Deese, speaking in an interview with Bloomberg Television Thursday, was addressing what parts of the Build Back Better plan could get passed in Congress and help to address historically high inflation. Biden in a White House press conference Wednesday had said that the administration’s approach is now to “get as much as we can now and come back and fight for the rest later.

“The childcare provisions in this package will not only reduce child care costs for families, but help people get to work,” Deese said. “The health care provisions will improve health for our families, but also lower costs. Those are all things that I think are practical, would address costs, and are doable in this context.”

Deese also pointed to climate-change measures when asked what is passable in Congress, saying, “The clean energy provisions in this bill will not only make it easier and cheaper to deploy clean energy and address the climate crisis, it will reduce energy costs.”

Read more: Biden Nods to Need to Break Up Tax-and-Spending Plan for Passage

Passing some version of the tax-and-spending bill in the coming weeks would give Biden a key achievement to tout when he makes his first State of the Union address to Congress on March 1.

But getting the 50 votes needed for the bill to clear the Senate under special budget rules could involve jettisoning popular aspects of the bill like renewing an expanded child tax credit that expired in December.

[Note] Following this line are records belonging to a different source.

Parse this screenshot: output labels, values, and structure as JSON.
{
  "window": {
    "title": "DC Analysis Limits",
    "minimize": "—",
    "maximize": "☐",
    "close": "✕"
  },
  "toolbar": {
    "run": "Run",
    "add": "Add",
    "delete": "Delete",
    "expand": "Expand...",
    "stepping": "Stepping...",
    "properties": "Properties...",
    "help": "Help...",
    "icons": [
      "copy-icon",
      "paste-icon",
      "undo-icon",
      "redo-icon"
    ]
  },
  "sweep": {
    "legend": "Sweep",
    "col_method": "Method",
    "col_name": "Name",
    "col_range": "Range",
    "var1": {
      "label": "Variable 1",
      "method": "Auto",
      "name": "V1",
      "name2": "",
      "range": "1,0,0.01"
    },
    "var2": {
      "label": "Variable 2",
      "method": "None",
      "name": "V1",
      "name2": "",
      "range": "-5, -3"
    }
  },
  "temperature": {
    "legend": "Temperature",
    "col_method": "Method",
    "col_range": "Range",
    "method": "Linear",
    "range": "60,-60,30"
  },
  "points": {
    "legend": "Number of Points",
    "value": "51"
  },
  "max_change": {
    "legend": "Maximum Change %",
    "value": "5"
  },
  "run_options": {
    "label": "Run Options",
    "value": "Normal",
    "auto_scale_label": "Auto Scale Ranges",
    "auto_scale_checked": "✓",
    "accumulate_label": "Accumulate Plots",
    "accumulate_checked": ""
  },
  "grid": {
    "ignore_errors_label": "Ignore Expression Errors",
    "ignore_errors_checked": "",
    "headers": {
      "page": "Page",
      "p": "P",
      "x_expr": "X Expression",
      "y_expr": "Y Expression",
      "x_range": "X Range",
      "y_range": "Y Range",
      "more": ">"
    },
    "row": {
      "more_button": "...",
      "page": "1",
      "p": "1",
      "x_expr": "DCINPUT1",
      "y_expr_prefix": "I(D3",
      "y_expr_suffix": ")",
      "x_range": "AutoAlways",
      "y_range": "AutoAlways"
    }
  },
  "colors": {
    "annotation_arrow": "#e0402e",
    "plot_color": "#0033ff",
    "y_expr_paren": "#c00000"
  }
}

Biden on Wednesday disputed the idea that his agenda has to be scaled down in its ambition, and said he will be making the case to pass it all through road trips around the country this year.

The package of tax, climate and social safety net legislation has been held up in the Senate because of objections from Democratic Senator Joe Manchin, a pivotal vote in the evenly divided chamber.

It had already been scaled back from the version first proposed in the House to meet demands from Manchin and Senator Kyrsten Sinema of Arizona, another key swing vote.